24. MUERTE DEL HIJO DEL CID
El emir Yusuf era uno de los monarcas más poderosos del mundo. Su imperio se extendía desde el río Níger, en el centro de África, hasta las inmediaciones del Tajo, pues había conquistado casi todos los reinos árabes hispanos.
—¡Hemos de recuperar Valencia! —les repetía el anciano emir a los generales en su palacio de Marruecos—. Cuando caiga Valencia, asaltaremos Toledo, y entonces toda la Península volverá a ser del islam, como en los gloriosos tiempos de nuestros antepasados.
—Señor, el Cid es un diablo. Nada podemos hacer contra él.
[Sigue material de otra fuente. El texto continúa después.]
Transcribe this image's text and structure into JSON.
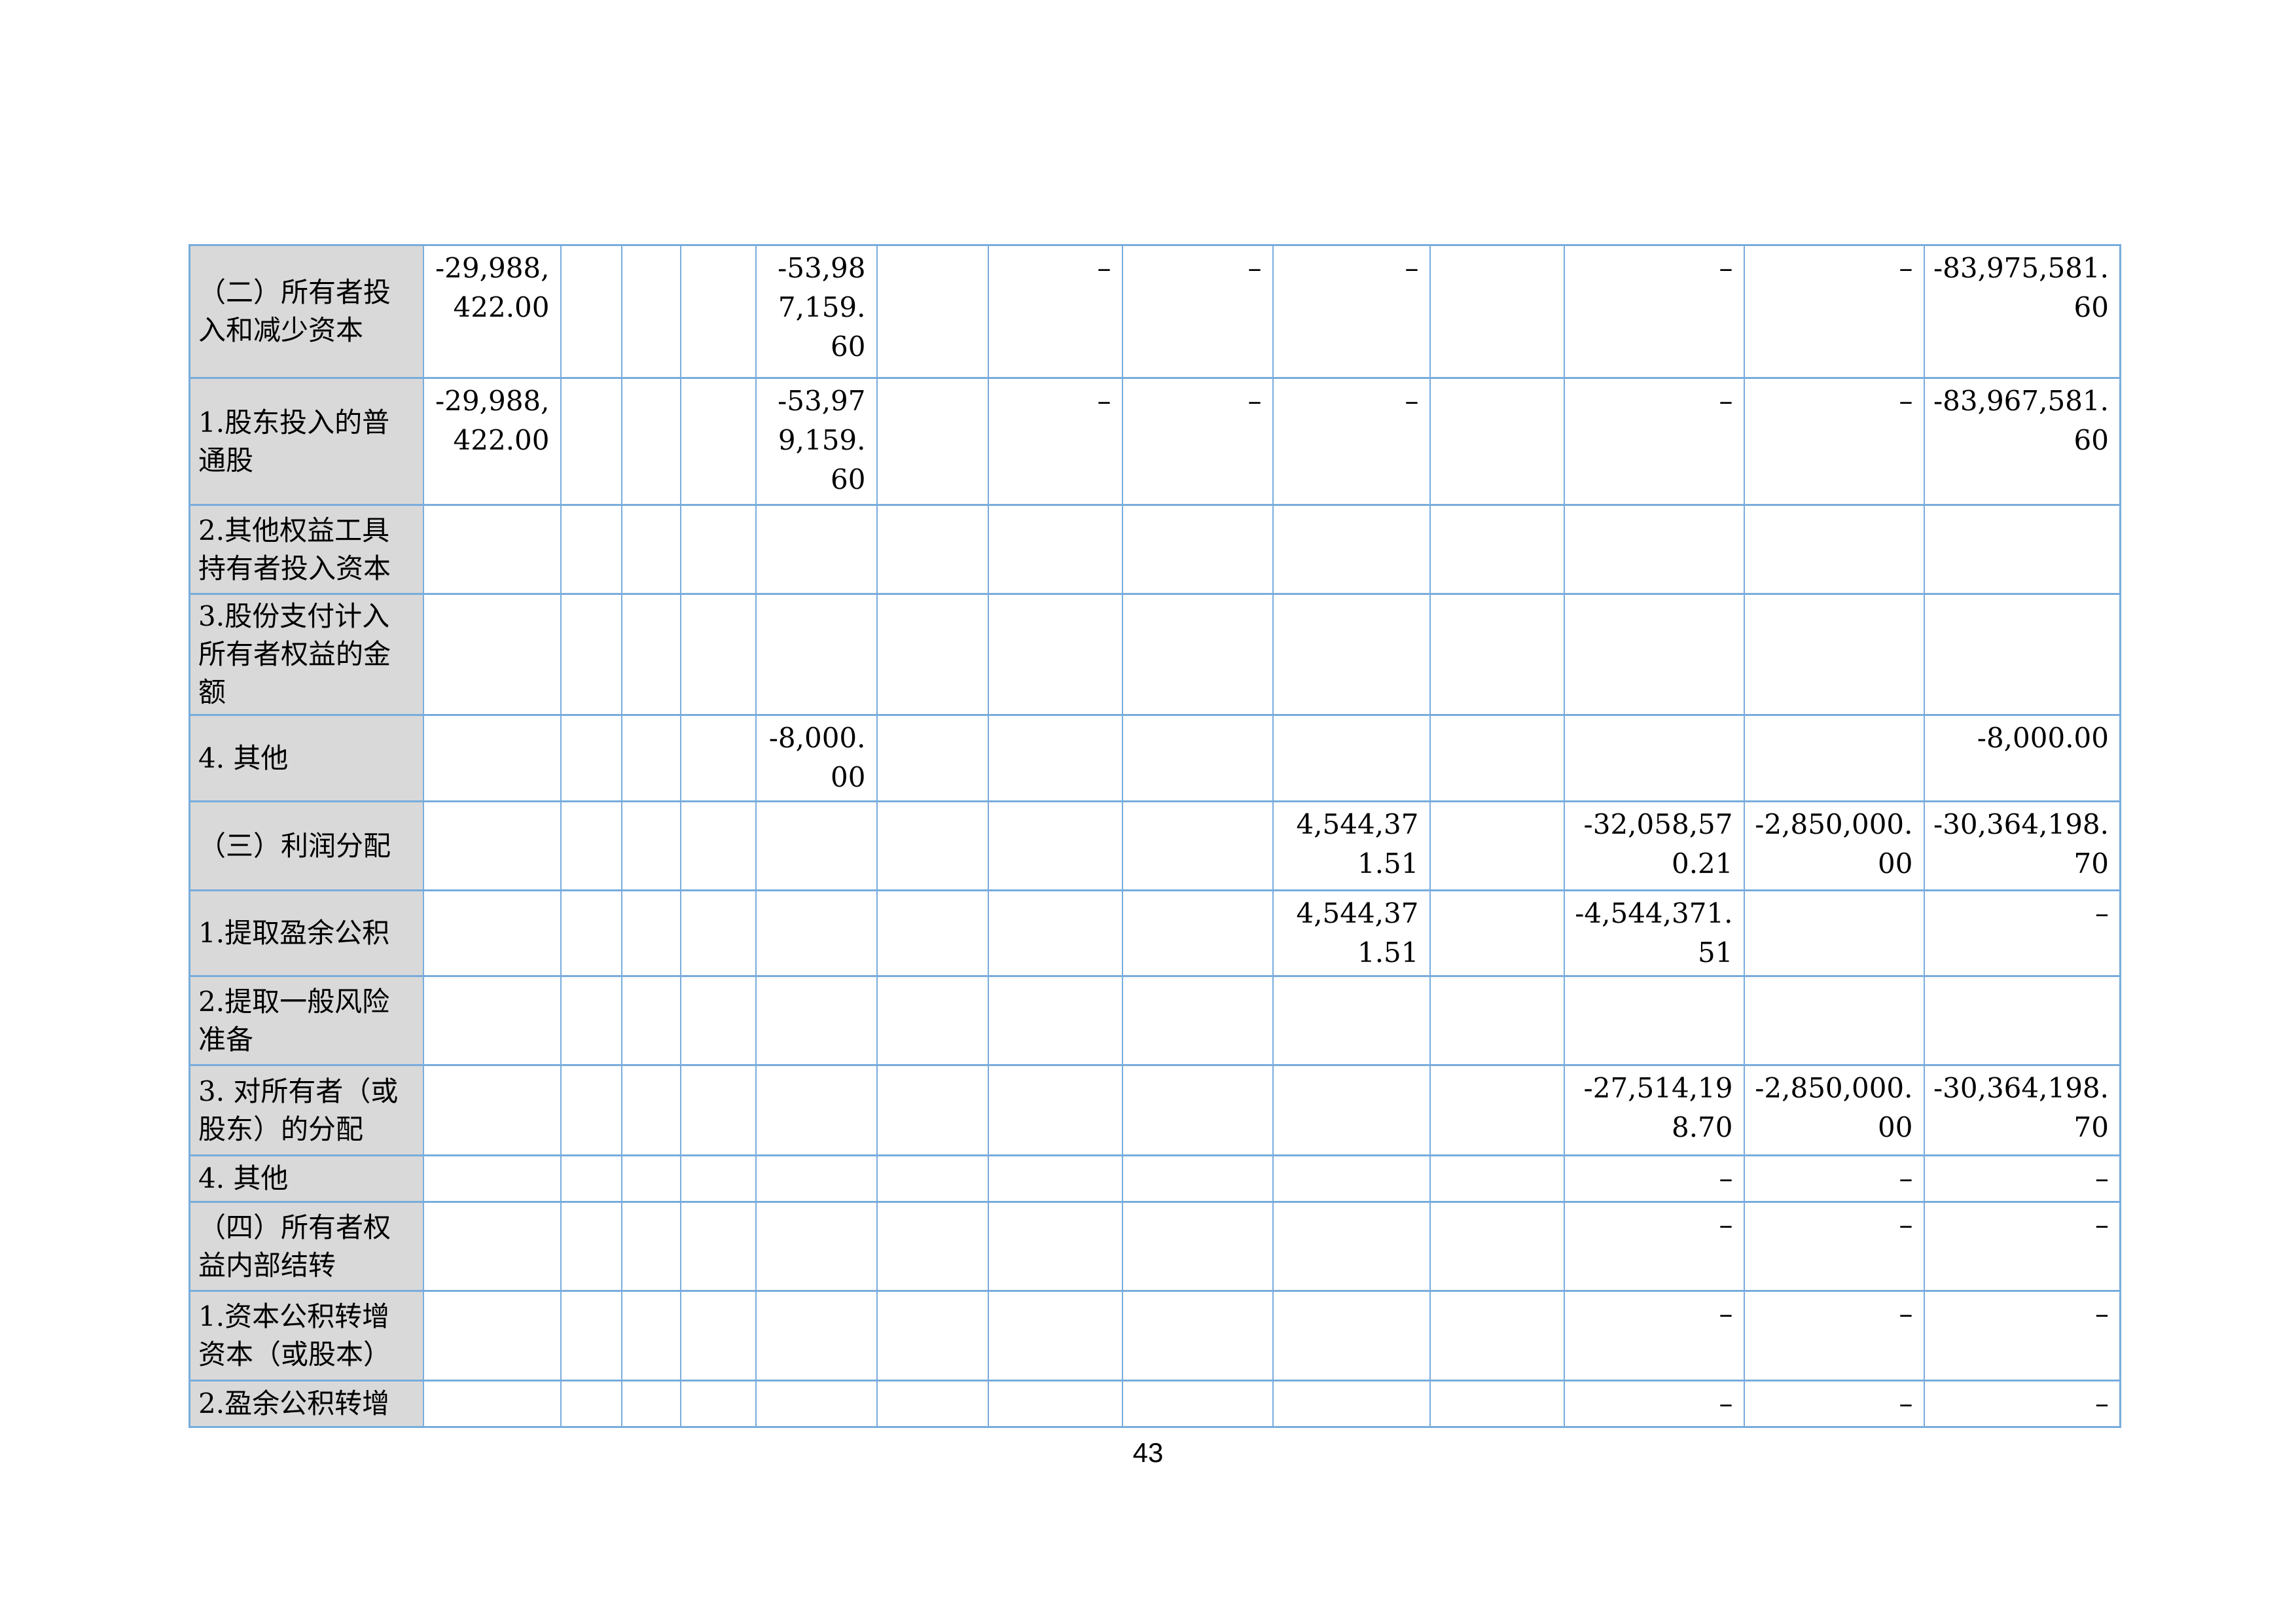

—El Cid es solo un hombre, pero sé que es muy listo y estudia los movimientos de cada batalla. Tenemos que cambiar de táctica, no podemos sufrir más derrotas... —dijo el octogenario monarca y luego suspiró—: ¡Ay, si tuviera diez años menos!
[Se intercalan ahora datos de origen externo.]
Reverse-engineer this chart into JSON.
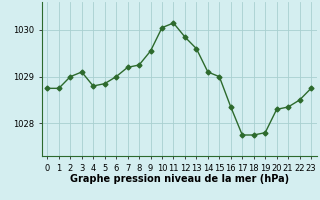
{
  "x": [
    0,
    1,
    2,
    3,
    4,
    5,
    6,
    7,
    8,
    9,
    10,
    11,
    12,
    13,
    14,
    15,
    16,
    17,
    18,
    19,
    20,
    21,
    22,
    23
  ],
  "y": [
    1028.75,
    1028.75,
    1029.0,
    1029.1,
    1028.8,
    1028.85,
    1029.0,
    1029.2,
    1029.25,
    1029.55,
    1030.05,
    1030.15,
    1029.85,
    1029.6,
    1029.1,
    1029.0,
    1028.35,
    1027.75,
    1027.75,
    1027.8,
    1028.3,
    1028.35,
    1028.5,
    1028.75
  ],
  "line_color": "#2d6a2d",
  "marker": "D",
  "marker_size": 2.5,
  "bg_color": "#d4eef0",
  "grid_color": "#a8d0d0",
  "xlabel": "Graphe pression niveau de la mer (hPa)",
  "xlabel_fontsize": 7,
  "ytick_labels": [
    "1028",
    "1029",
    "1030"
  ],
  "ytick_values": [
    1028,
    1029,
    1030
  ],
  "xticks": [
    0,
    1,
    2,
    3,
    4,
    5,
    6,
    7,
    8,
    9,
    10,
    11,
    12,
    13,
    14,
    15,
    16,
    17,
    18,
    19,
    20,
    21,
    22,
    23
  ],
  "ylim": [
    1027.3,
    1030.6
  ],
  "xlim": [
    -0.5,
    23.5
  ],
  "tick_fontsize": 6,
  "bottom_color": "#2d6a2d",
  "left_color": "#2d6a2d"
}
El emir esta vez no envió a millares de guerreros desde África, sino que le dijo a uno de sus generales que reclutase un poderoso ejército entre los reinos del Levante y se dirigiera a tomar Peña Cadiella, un castillo que dependía del Cid.
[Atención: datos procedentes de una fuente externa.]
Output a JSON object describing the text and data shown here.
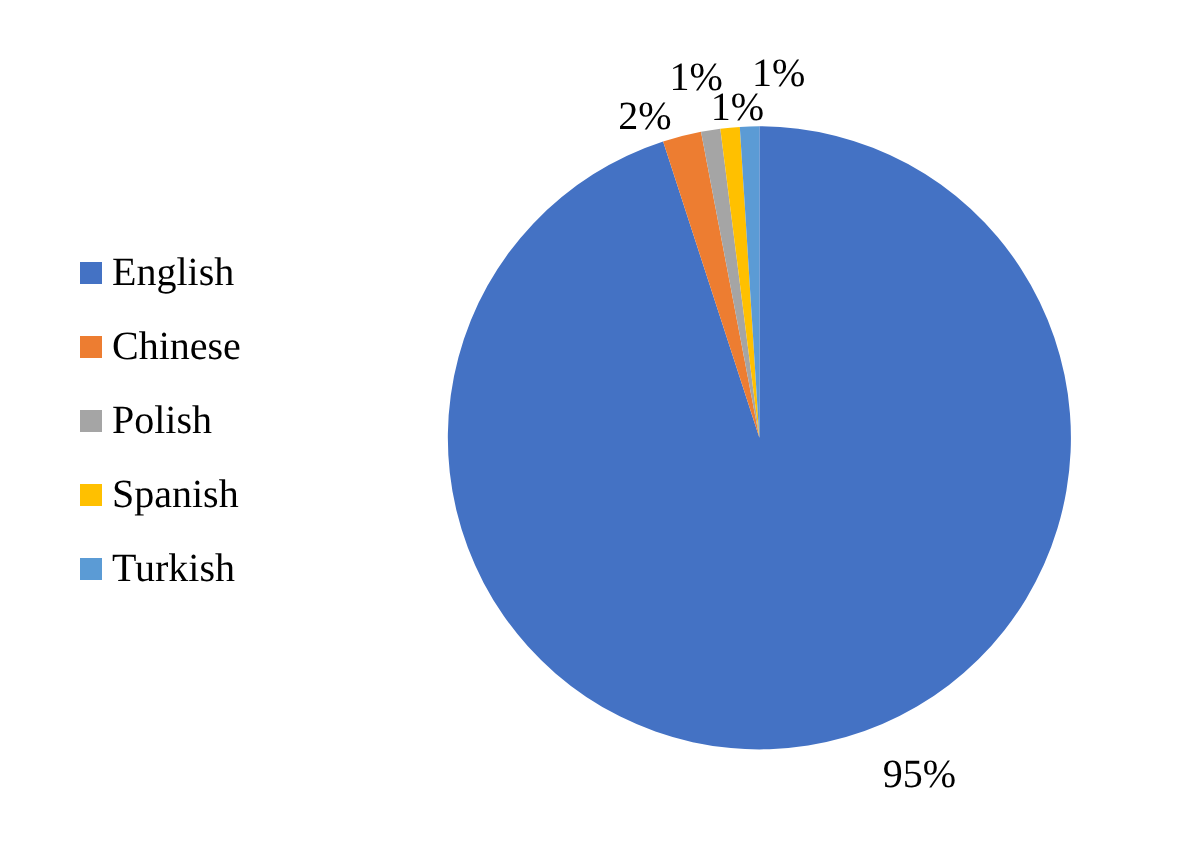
{
  "chart_data": {
    "type": "pie",
    "categories": [
      "English",
      "Chinese",
      "Polish",
      "Spanish",
      "Turkish"
    ],
    "values": [
      95,
      2,
      1,
      1,
      1
    ],
    "colors": [
      "#4472c4",
      "#ed7d31",
      "#a5a5a5",
      "#ffc000",
      "#5b9bd5"
    ],
    "value_labels": [
      "95%",
      "2%",
      "1%",
      "1%",
      "1%"
    ],
    "legend": "left"
  }
}
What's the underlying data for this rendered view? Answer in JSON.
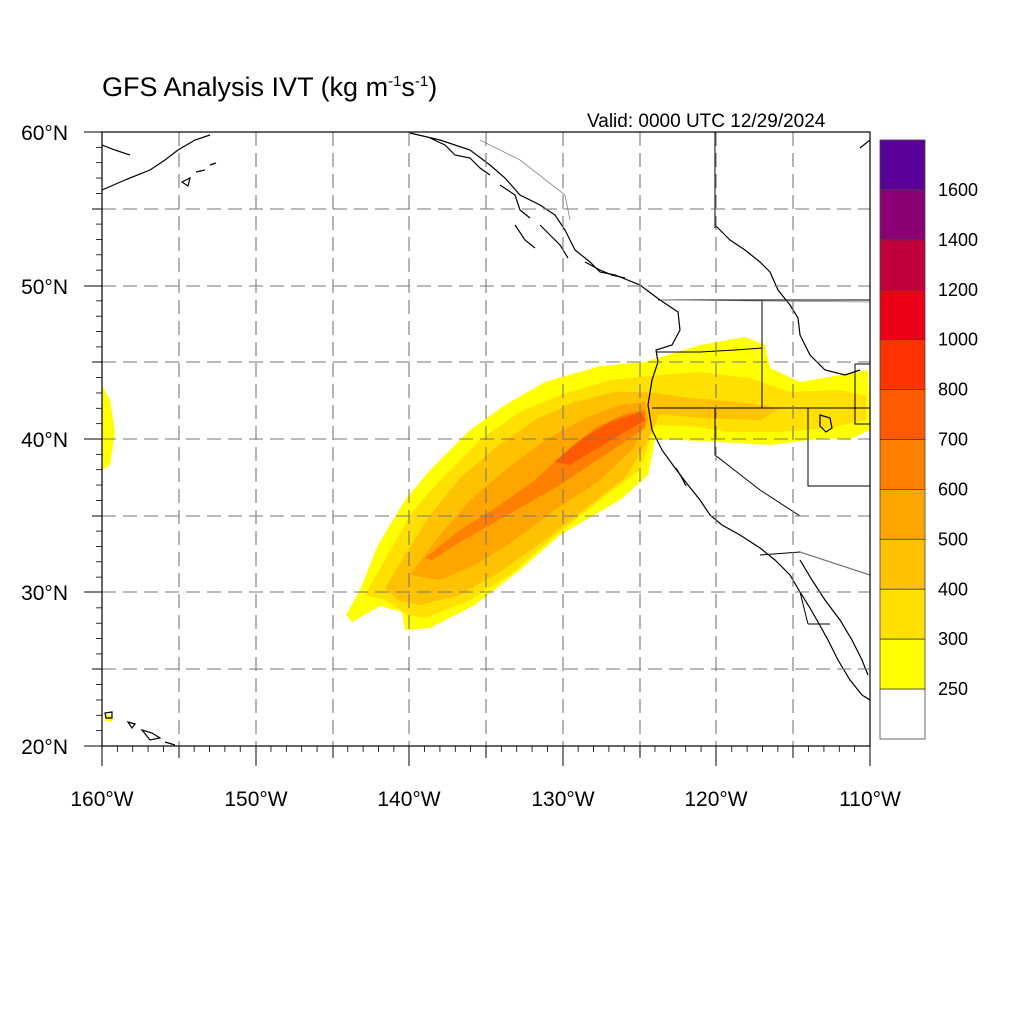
{
  "map": {
    "title_main": "GFS Analysis IVT (kg m",
    "title_exp1": "-1",
    "title_mid": "s",
    "title_exp2": "-1",
    "title_end": ")",
    "valid": "Valid: 0000 UTC 12/29/2024",
    "lat_labels": [
      "60°N",
      "50°N",
      "40°N",
      "30°N",
      "20°N"
    ],
    "lon_labels": [
      "160°W",
      "150°W",
      "140°W",
      "130°W",
      "120°W",
      "110°W"
    ],
    "extent": {
      "lon_min": -160,
      "lon_max": -110,
      "lat_min": 20,
      "lat_max": 60
    },
    "grid": "dashed every 5 degrees"
  },
  "colorbar": {
    "levels": [
      "1600",
      "1400",
      "1200",
      "1000",
      "800",
      "700",
      "600",
      "500",
      "400",
      "300",
      "250"
    ],
    "colors": [
      "#5b0098",
      "#8b0073",
      "#c2003c",
      "#eb0017",
      "#ff3300",
      "#ff5a00",
      "#ff8000",
      "#ffa500",
      "#ffc200",
      "#ffe000",
      "#ffff00",
      "#ffffff"
    ]
  },
  "colors": {
    "ivt_250": "#ffff00",
    "ivt_300": "#ffe000",
    "ivt_400": "#ffc200",
    "ivt_500": "#ffa500",
    "ivt_600": "#ff8000",
    "ivt_700": "#ff5a00"
  }
}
Cuando aún estaba formándose la tropa, el Campeador, que tenía espías en los antiguos reinos moros, se enteró de las intenciones del emir, y pidió ayuda a Pedro de Aragón, con quien había suscrito un pacto de amistad.
Desde que subió al trono, el joven monarca y el Cid se habían convertido en buenos amigos, y ahora caminaban juntos hacia Peña Cadiella al frente de sus ejércitos.
El rey aragonés le contaba su reciente victoria contra el rey de Zaragoza, que había estado apoyado por el rey Alfonso.
—¿Y decís que las tropas castellanas las mandaba García Ordóñez? —preguntó el Campeador, muy interesado.
—Oh, sí. ¿Le conocéis acaso?
El Cid cruzó una mirada de complicidad con Muño, su escudero, quien advirtió una sonrisa en los labios de su señor, y se regocijó, pues hacía mucho tiempo que no le veía tan risueño.
La expedición cristiana iba cargada de armamento y alimentos para los moradores del castillo, y fueron aumentando sus víveres a medida que avanzaban y cruzaban por poblaciones, dependientes de territorios musulmanes, a los que asaltaban y robaban.
Tras dejar en Peña Cadiella el cargamento y a algunos hombres de su confianza para que dirigieran la resistencia, el Cid y Pedro de Aragón comenzaron el retorno a Valencia. Esta vez quisieron tomar el camino de la costa, y estando en ello, desde lo alto de un montículo, divisaron unas embarcaciones árabes que se acercaban a tierra.
—¡Están aprendiendo a organizarse! —exclamó Rodrigo Díaz—. Esas naves llevan alimentos para los almorávides.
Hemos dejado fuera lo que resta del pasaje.